01.10.2020 14:02 di Redazione FV Twitter:    Vedi letture
IACHINI, CHIESA DOMANI GIOCA AL 90%. VLAHOVIC? ERA ABBATTUTO

Alla vigilia di Fiorentina-Sampdoria, nella Rinascente Lounge dello stadio Artemio Franchi prende la parola l'allenatore viola, Beppe Iachini. Di seguito le sue dichiarazioni. 

Come stanno Chiesa, Ribery e Pezzella?
"Aggiungerei anche Borja, perché siamo tornati da Milano con qualche acciacco di troppo. Vediamo oggi dopo l'allenamento di oggi e di domattina e verificheremo bene. Chiesa ha avuto un affaticamento e Franck per il grosso colpo subito: abbiamo anche cercato di tirare ma la cosa si è verificata controproducente. Li proviamo tutti e quattro, poi fra oggi e domani verifichiamo con lo staff medico".

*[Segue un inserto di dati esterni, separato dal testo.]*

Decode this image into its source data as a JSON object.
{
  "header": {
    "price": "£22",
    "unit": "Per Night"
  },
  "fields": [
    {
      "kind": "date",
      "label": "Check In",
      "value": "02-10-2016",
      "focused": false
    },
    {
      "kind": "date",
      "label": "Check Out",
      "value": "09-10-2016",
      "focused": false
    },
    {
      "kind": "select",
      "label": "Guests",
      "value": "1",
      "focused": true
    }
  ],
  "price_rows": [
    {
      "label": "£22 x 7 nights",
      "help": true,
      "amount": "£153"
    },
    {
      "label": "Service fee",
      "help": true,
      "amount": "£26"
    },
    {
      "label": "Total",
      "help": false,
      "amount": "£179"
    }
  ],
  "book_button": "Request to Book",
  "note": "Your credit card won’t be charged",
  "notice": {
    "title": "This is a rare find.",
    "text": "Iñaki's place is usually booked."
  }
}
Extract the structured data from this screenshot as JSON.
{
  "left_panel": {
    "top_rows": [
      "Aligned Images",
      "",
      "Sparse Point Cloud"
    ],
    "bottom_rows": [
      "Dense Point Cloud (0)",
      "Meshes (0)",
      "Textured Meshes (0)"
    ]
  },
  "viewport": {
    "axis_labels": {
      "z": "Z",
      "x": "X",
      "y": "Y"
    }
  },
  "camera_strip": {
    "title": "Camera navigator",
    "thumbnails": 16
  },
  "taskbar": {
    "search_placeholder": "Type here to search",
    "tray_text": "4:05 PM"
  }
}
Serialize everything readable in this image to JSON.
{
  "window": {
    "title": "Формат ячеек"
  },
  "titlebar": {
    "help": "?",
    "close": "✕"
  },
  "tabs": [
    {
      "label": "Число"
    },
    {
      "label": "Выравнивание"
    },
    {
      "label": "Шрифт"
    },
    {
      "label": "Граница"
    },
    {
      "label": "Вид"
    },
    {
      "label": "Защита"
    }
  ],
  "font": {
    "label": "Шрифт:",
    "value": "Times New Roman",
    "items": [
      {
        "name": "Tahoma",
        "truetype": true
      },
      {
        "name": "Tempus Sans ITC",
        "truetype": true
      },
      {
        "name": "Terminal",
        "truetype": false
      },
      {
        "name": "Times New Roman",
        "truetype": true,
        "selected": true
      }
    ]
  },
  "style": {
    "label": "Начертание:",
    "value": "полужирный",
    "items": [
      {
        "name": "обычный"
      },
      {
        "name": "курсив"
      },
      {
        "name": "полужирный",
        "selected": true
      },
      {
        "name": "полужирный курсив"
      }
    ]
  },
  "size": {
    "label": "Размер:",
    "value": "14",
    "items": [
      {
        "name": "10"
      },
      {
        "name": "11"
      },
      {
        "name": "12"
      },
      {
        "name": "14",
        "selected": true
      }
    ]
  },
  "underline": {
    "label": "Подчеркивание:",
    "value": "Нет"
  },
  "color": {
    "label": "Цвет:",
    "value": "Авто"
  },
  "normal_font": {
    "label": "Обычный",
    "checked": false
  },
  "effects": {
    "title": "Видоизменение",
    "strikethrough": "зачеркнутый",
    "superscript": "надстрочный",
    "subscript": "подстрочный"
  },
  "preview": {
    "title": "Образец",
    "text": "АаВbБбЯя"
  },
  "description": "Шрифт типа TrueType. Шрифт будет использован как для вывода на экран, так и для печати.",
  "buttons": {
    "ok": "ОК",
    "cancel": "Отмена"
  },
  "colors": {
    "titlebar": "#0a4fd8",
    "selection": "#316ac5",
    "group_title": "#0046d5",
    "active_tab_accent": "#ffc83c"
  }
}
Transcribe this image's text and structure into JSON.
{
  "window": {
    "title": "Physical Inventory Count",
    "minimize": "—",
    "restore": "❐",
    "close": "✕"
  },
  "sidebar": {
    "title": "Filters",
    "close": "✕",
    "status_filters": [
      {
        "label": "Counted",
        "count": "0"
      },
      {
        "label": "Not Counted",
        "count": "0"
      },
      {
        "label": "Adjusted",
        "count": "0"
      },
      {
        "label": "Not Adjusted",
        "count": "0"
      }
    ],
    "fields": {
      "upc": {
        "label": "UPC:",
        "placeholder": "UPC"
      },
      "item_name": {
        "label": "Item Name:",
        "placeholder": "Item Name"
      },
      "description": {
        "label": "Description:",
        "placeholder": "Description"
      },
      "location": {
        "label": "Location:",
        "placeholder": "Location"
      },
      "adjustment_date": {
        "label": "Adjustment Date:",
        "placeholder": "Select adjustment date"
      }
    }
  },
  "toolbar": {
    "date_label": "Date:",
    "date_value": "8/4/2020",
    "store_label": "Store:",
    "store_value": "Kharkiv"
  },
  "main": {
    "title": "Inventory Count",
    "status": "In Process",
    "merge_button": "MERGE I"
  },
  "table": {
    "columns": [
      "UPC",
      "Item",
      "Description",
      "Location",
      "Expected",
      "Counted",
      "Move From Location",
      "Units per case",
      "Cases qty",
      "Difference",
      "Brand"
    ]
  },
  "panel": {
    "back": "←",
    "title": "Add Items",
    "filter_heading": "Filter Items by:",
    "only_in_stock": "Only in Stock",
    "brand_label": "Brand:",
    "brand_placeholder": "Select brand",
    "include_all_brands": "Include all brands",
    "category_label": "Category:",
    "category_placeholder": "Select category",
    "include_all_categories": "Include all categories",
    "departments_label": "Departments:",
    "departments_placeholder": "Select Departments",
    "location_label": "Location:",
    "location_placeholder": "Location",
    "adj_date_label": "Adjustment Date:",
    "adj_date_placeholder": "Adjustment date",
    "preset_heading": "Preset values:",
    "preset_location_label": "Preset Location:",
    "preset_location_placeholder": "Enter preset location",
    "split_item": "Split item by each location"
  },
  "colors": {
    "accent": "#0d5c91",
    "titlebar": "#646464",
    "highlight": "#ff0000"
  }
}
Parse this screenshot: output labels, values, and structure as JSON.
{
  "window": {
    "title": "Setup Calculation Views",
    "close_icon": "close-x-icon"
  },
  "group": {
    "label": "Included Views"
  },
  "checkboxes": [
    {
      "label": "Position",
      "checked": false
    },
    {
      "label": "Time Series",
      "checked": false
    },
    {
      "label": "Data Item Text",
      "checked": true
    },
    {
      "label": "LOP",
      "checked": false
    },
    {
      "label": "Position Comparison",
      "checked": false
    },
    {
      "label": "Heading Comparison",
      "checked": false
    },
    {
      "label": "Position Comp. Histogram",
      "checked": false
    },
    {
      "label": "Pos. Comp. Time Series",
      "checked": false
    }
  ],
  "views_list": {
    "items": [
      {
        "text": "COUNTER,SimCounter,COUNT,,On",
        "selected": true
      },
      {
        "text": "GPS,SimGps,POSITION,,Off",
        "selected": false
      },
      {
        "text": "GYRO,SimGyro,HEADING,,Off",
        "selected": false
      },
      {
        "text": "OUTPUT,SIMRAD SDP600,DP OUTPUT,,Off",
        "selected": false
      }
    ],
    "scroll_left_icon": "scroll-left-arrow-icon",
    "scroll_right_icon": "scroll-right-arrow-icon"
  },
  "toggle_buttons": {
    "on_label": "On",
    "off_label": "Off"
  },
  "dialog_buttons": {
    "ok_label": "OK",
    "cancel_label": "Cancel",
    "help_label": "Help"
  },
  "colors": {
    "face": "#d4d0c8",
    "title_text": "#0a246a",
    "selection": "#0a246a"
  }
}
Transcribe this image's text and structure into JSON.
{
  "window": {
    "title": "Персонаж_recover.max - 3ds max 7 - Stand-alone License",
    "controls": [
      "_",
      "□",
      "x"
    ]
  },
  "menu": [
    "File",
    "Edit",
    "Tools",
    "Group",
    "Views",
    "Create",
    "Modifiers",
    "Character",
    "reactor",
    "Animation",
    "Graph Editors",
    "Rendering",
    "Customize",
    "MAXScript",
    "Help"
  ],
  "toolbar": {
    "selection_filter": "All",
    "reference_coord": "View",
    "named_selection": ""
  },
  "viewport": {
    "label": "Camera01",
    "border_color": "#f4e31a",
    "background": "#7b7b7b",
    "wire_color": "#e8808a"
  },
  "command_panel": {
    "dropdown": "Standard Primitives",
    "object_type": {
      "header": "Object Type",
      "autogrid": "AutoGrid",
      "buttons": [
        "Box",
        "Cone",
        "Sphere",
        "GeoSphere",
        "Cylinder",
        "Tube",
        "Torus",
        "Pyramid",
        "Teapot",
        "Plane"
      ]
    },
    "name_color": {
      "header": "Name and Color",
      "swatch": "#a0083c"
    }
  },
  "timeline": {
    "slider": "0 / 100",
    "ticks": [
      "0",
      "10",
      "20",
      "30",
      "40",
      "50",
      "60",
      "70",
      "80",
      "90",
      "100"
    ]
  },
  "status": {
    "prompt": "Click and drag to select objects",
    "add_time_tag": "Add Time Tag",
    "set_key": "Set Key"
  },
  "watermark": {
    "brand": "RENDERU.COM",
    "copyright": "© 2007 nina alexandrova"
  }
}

Quale può essere lo stato d'animo di Chiesa coi rumors di mercato?
"Federico lo abbiamo visto anche a Milano, sta benissimo, è coinvolto e al di là dell'infortunio, mi auguro superato, sta bene. A livello di attaccamento alla Fiorentina c'è totalmente. E' con noi e nel momento in cui verificheremo la condizione che è tutto ok non ci saranno problemi a farlo giocare".

Cosa non vuole vedere dopo la partita contro l'Inter?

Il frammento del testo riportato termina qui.